A neurobiology team from UC Irvine (full disclosure, my alma mater) has used genetically engineered neural stem cells to treat mice with a form of Alzheimer’s disease (AD). Such implanted neural stem cells ameliorated some of the symptoms and pathological consequences of this disease in affected mice.
Patients with AD show accumulation of the protein amyloid-beta in their brains. These amyloid-beta clusters form clear plaques in the brain that are also quite toxic to nearby neurons.
Amyloid beta plaques can be cleared with the protein in them is degraded. Fortunately, the enzyme neprilysin can degrade these plaques, but the brains of AD patients show low levels of this enzyme. Neprilysin levels decrease with age and this is probably one of the reasons AD tends to be a disease of the aged.
The UC Irvine group, under the direction of Mathew Blurton-Jones, tried to deliver neprilysin to the brains of afflicted mice and used neural stem cells to do it. The goal of this work was to determine if increased degradation of the amyloid plaques abated the pathological effects of AD.
In this work, two different AD model systems were used. Thy1-APP and 3xTg-AD mice both exhibit many of the pathological effects of AD, and both were used in this study. Neural stem cells were transfected in express 25 times more neprilysin that normal. Then these genetically modified neural stem cells were transplanted into two areas of the brain known to be affected by AD: the hippocampus and the subiculum, which lies just below the hippocampus. Other AD mice were transplanted with neural stem cells that had not been transformed with neprilysin.
Post-mortem examination of both groups of mice even up to three months after transfection of the neural stem cells showed that those mice that received injections of neprilysin-expressing neural stem cells had significant reductions in amyloid-beta plaques within their brains compared to control mice. The neprilysin-expressing cells even seemed to promote the growth of neurons and the establishment of connections between them.

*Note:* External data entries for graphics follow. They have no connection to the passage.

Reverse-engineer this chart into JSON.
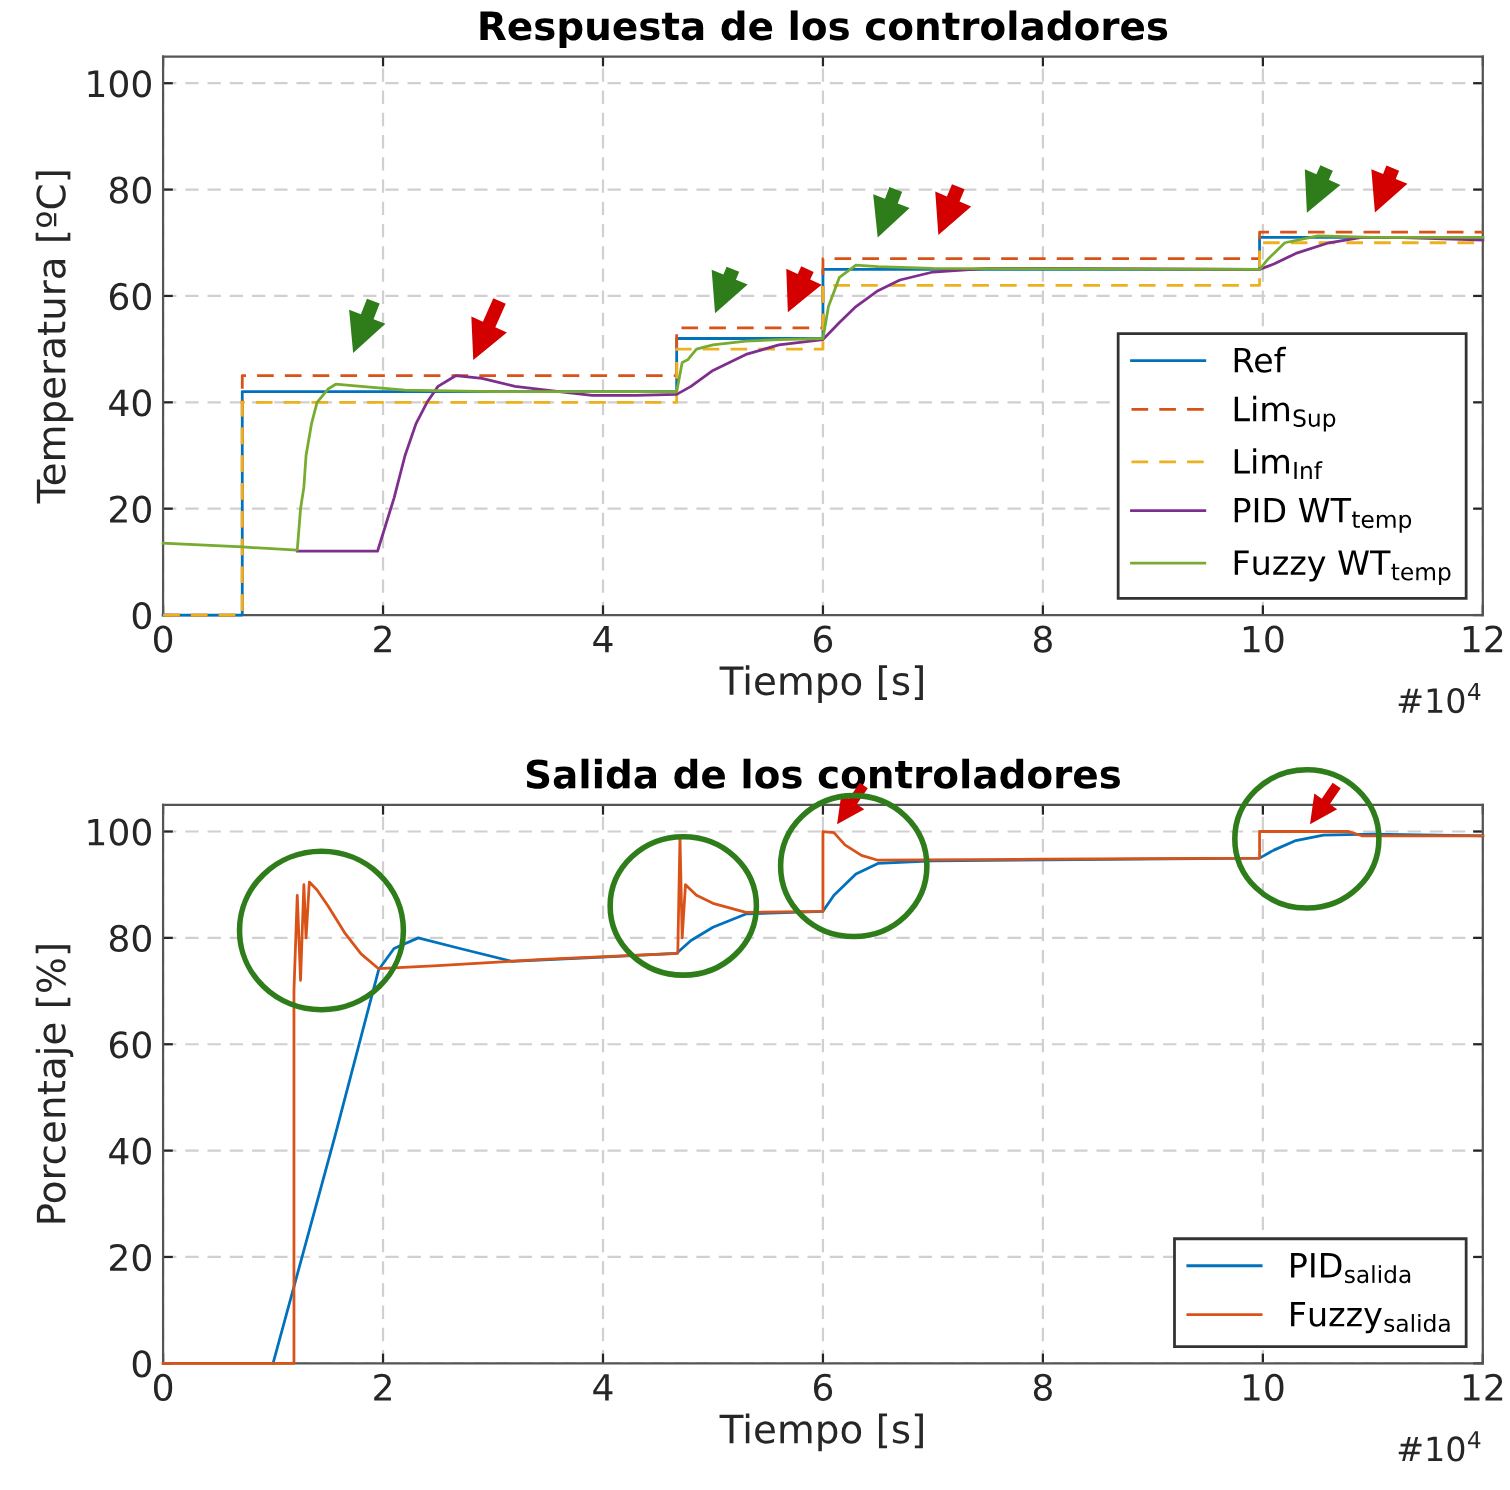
{
  "chart_data": [
    {
      "type": "line",
      "title": "Respuesta de los controladores",
      "xlabel": "Tiempo [s]",
      "ylabel": "Temperatura [ºC]",
      "annotations": [
        "#10$^{4}$"
      ],
      "xlim": [
        0,
        12
      ],
      "xticks": [
        0,
        2,
        4,
        6,
        8,
        10,
        12
      ],
      "ylim": [
        0,
        105
      ],
      "yticks": [
        0,
        20,
        40,
        60,
        80,
        100
      ],
      "grid": true,
      "legend": "bottom right",
      "series": [
        {
          "name": "Ref",
          "color": "#0072bd",
          "line_style": "solid",
          "x": [
            0,
            0.72,
            0.72,
            4.67,
            4.67,
            6.0,
            6.0,
            9.97,
            9.97,
            12
          ],
          "values": [
            0,
            0,
            42,
            42,
            52,
            52,
            65,
            65,
            71,
            71
          ]
        },
        {
          "name": "Lim$_{Sup}$",
          "color": "#d95319",
          "line_style": "dashed",
          "x": [
            0,
            0.72,
            0.72,
            4.67,
            4.67,
            6.0,
            6.0,
            9.97,
            9.97,
            12
          ],
          "values": [
            0,
            0,
            45,
            45,
            54,
            54,
            67,
            67,
            72,
            72
          ]
        },
        {
          "name": "Lim$_{Inf}$",
          "color": "#edb120",
          "line_style": "dashed",
          "x": [
            0,
            0.72,
            0.72,
            4.67,
            4.67,
            6.0,
            6.0,
            9.97,
            9.97,
            12
          ],
          "values": [
            0,
            0,
            40,
            40,
            50,
            50,
            62,
            62,
            70,
            70
          ]
        },
        {
          "name": "PID WT$_{temp}$",
          "color": "#7e2f8e",
          "line_style": "solid",
          "x": [
            1.22,
            1.95,
            2.1,
            2.2,
            2.3,
            2.4,
            2.5,
            2.66,
            2.9,
            3.2,
            3.6,
            3.9,
            4.3,
            4.67,
            4.8,
            5.0,
            5.3,
            5.6,
            6.0,
            6.15,
            6.3,
            6.5,
            6.7,
            7.0,
            7.5,
            8.0,
            9.97,
            10.1,
            10.3,
            10.6,
            10.9,
            11.2,
            12
          ],
          "values": [
            12,
            12,
            22,
            30,
            36,
            40,
            43,
            45,
            44.5,
            43,
            42,
            41.3,
            41.3,
            41.5,
            43,
            46,
            49,
            50.8,
            51.8,
            55,
            58,
            61,
            63,
            64.5,
            65.2,
            65.2,
            65,
            66,
            68,
            70,
            71,
            71,
            70.5
          ]
        },
        {
          "name": "Fuzzy WT$_{temp}$",
          "color": "#77ac30",
          "line_style": "solid",
          "x": [
            0,
            0.72,
            1.22,
            1.25,
            1.28,
            1.3,
            1.35,
            1.4,
            1.5,
            1.57,
            1.8,
            2.2,
            3,
            4.67,
            4.72,
            4.77,
            4.85,
            5.0,
            5.3,
            5.6,
            6.0,
            6.05,
            6.15,
            6.3,
            6.5,
            7,
            9.97,
            10.05,
            10.2,
            10.5,
            11,
            12
          ],
          "values": [
            13.5,
            12.8,
            12.2,
            20,
            24,
            30,
            36,
            40,
            42.5,
            43.4,
            43,
            42.3,
            42,
            42,
            47.5,
            48,
            50,
            50.8,
            51.5,
            51.8,
            52,
            58,
            63.5,
            65.8,
            65.5,
            65.2,
            65,
            67,
            70,
            71.3,
            71,
            71
          ]
        }
      ]
    },
    {
      "type": "line",
      "title": "Salida de los controladores",
      "xlabel": "Tiempo [s]",
      "ylabel": "Porcentaje [%]",
      "annotations": [
        "#10$^{4}$"
      ],
      "xlim": [
        0,
        12
      ],
      "xticks": [
        0,
        2,
        4,
        6,
        8,
        10,
        12
      ],
      "ylim": [
        0,
        105
      ],
      "yticks": [
        0,
        20,
        40,
        60,
        80,
        100
      ],
      "grid": true,
      "legend": "bottom right",
      "series": [
        {
          "name": "PID$_{salida}$",
          "color": "#0072bd",
          "line_style": "solid",
          "x": [
            1.0,
            1.56,
            1.96,
            2.1,
            2.32,
            2.7,
            3.17,
            3.9,
            4.67,
            4.8,
            5.0,
            5.3,
            6.0,
            6.1,
            6.3,
            6.5,
            7,
            9.97,
            10.1,
            10.3,
            10.55,
            11,
            12
          ],
          "values": [
            0,
            42.5,
            74,
            78,
            80,
            78,
            75.6,
            76.3,
            77.1,
            79.5,
            82,
            84.5,
            85,
            88,
            92,
            94,
            94.5,
            95,
            96.5,
            98.3,
            99.3,
            99.5,
            99.2
          ]
        },
        {
          "name": "Fuzzy$_{salida}$",
          "color": "#d95319",
          "line_style": "solid",
          "x": [
            0,
            1.19,
            1.19,
            1.22,
            1.25,
            1.28,
            1.3,
            1.33,
            1.4,
            1.5,
            1.65,
            1.8,
            1.96,
            2.5,
            3.5,
            4.68,
            4.7,
            4.72,
            4.75,
            4.85,
            5.0,
            5.3,
            6.0,
            6.0,
            6.1,
            6.2,
            6.35,
            6.5,
            8,
            9.97,
            9.97,
            10.78,
            10.9,
            12
          ],
          "values": [
            0,
            0,
            70,
            88,
            72,
            90,
            80,
            90.5,
            89,
            86,
            81,
            77,
            74.2,
            74.8,
            76,
            77.1,
            99,
            80,
            90,
            88,
            86.5,
            84.8,
            85,
            100,
            99.8,
            97.5,
            95.5,
            94.6,
            94.8,
            95,
            100,
            100,
            99.2,
            99.2
          ]
        }
      ]
    }
  ]
}
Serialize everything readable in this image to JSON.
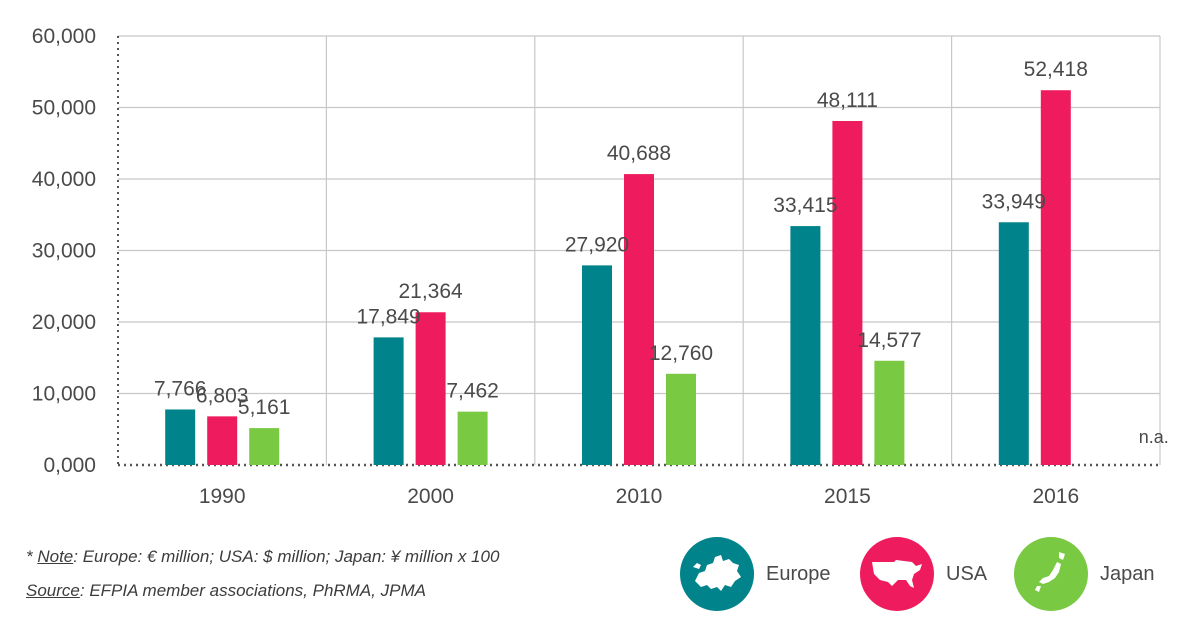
{
  "chart_data": {
    "type": "bar",
    "categories": [
      "1990",
      "2000",
      "2010",
      "2015",
      "2016"
    ],
    "series": [
      {
        "name": "Europe",
        "color": "#00838a",
        "values": [
          7766,
          17849,
          27920,
          33415,
          33949
        ],
        "labels": [
          "7,766",
          "17,849",
          "27,920",
          "33,415",
          "33,949"
        ]
      },
      {
        "name": "USA",
        "color": "#ee1c5e",
        "values": [
          6803,
          21364,
          40688,
          48111,
          52418
        ],
        "labels": [
          "6,803",
          "21,364",
          "40,688",
          "48,111",
          "52,418"
        ]
      },
      {
        "name": "Japan",
        "color": "#7ac943",
        "values": [
          5161,
          7462,
          12760,
          14577,
          null
        ],
        "labels": [
          "5,161",
          "7,462",
          "12,760",
          "14,577",
          "n.a."
        ]
      }
    ],
    "ylim": [
      0,
      60000
    ],
    "yticks": [
      0,
      10000,
      20000,
      30000,
      40000,
      50000,
      60000
    ],
    "ytick_labels": [
      "0,000",
      "10,000",
      "20,000",
      "30,000",
      "40,000",
      "50,000",
      "60,000"
    ],
    "grid": true,
    "legend_position": "bottom-right"
  },
  "notes": {
    "note_prefix": "* ",
    "note_label": "Note",
    "note_text": ": Europe: € million; USA: $ million; Japan: ¥ million x 100",
    "source_label": "Source",
    "source_text": ": EFPIA member associations, PhRMA, JPMA"
  },
  "legend": {
    "items": [
      {
        "name": "Europe",
        "icon": "europe-map-icon",
        "color": "#00838a"
      },
      {
        "name": "USA",
        "icon": "usa-map-icon",
        "color": "#ee1c5e"
      },
      {
        "name": "Japan",
        "icon": "japan-map-icon",
        "color": "#7ac943"
      }
    ]
  }
}
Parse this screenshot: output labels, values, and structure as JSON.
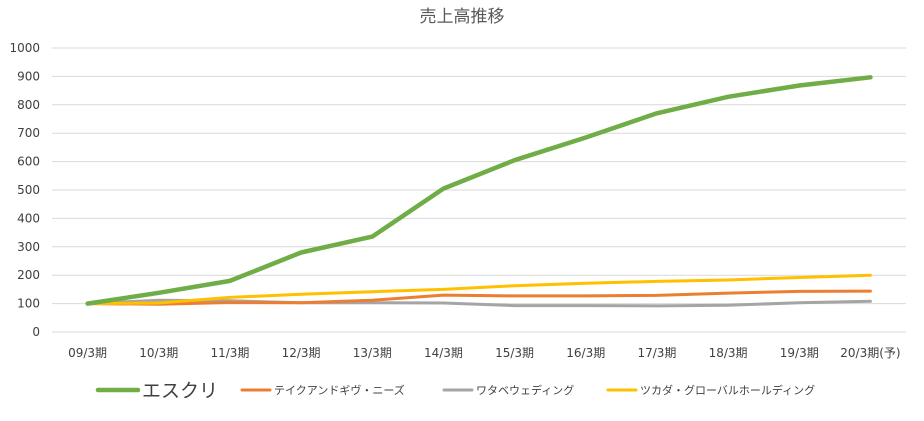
{
  "chart_data": {
    "type": "line",
    "title": "売上高推移",
    "xlabel": "",
    "ylabel": "",
    "ylim": [
      0,
      1000
    ],
    "yticks": [
      0,
      100,
      200,
      300,
      400,
      500,
      600,
      700,
      800,
      900,
      1000
    ],
    "grid": true,
    "legend_position": "bottom",
    "categories": [
      "09/3期",
      "10/3期",
      "11/3期",
      "12/3期",
      "13/3期",
      "14/3期",
      "15/3期",
      "16/3期",
      "17/3期",
      "18/3期",
      "19/3期",
      "20/3期(予)"
    ],
    "series": [
      {
        "name": "エスクリ",
        "color": "#70AD47",
        "values": [
          100,
          138,
          180,
          280,
          336,
          505,
          605,
          685,
          770,
          828,
          868,
          897
        ]
      },
      {
        "name": "テイクアンドギヴ・ニーズ",
        "color": "#ED7D31",
        "values": [
          100,
          98,
          104,
          103,
          112,
          130,
          127,
          127,
          129,
          137,
          143,
          144
        ]
      },
      {
        "name": "ワタベウェディング",
        "color": "#A5A5A5",
        "values": [
          100,
          112,
          110,
          103,
          103,
          102,
          93,
          93,
          92,
          94,
          103,
          108
        ]
      },
      {
        "name": "ツカダ・グローバルホールディング",
        "color": "#FFC000",
        "values": [
          100,
          102,
          122,
          133,
          142,
          150,
          163,
          172,
          178,
          183,
          192,
          200
        ]
      }
    ]
  }
}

A truly remarkable finding of this work was that numbers of amyloid-beta plaques were also reduced in area of the brain that were some distance from the areas where the stem cells were injected. This suggests that the injected stem cells migrates across the brain, reducing plaque formation as they went.
Future experiments will seek to see if the reduction in amyloid-beta plaques also leads to improvements in cognition. Also, before this protocol can make its transition from animal models of human trials, the UC Irvine group will need to determine if the neprilysin also degrades soluble forms of amyloid-beta.
Every AD mouse model varies as to the types of pathologies observed in the brains of the affected mice. For this reason, this group tested their treatment strategy in two distinct AD mouse models, and in both cases, the neprilysin-expressing neural stem cells reduced the incidence of amyloid beta plaques. This strengthens the conclusion and neprilysin-expressing neural stem cells can indeed degrade amyloid-beta plaques.
More work needs to be done before this work can be used to support a human trial, but this is certainly an encouraging start to something great.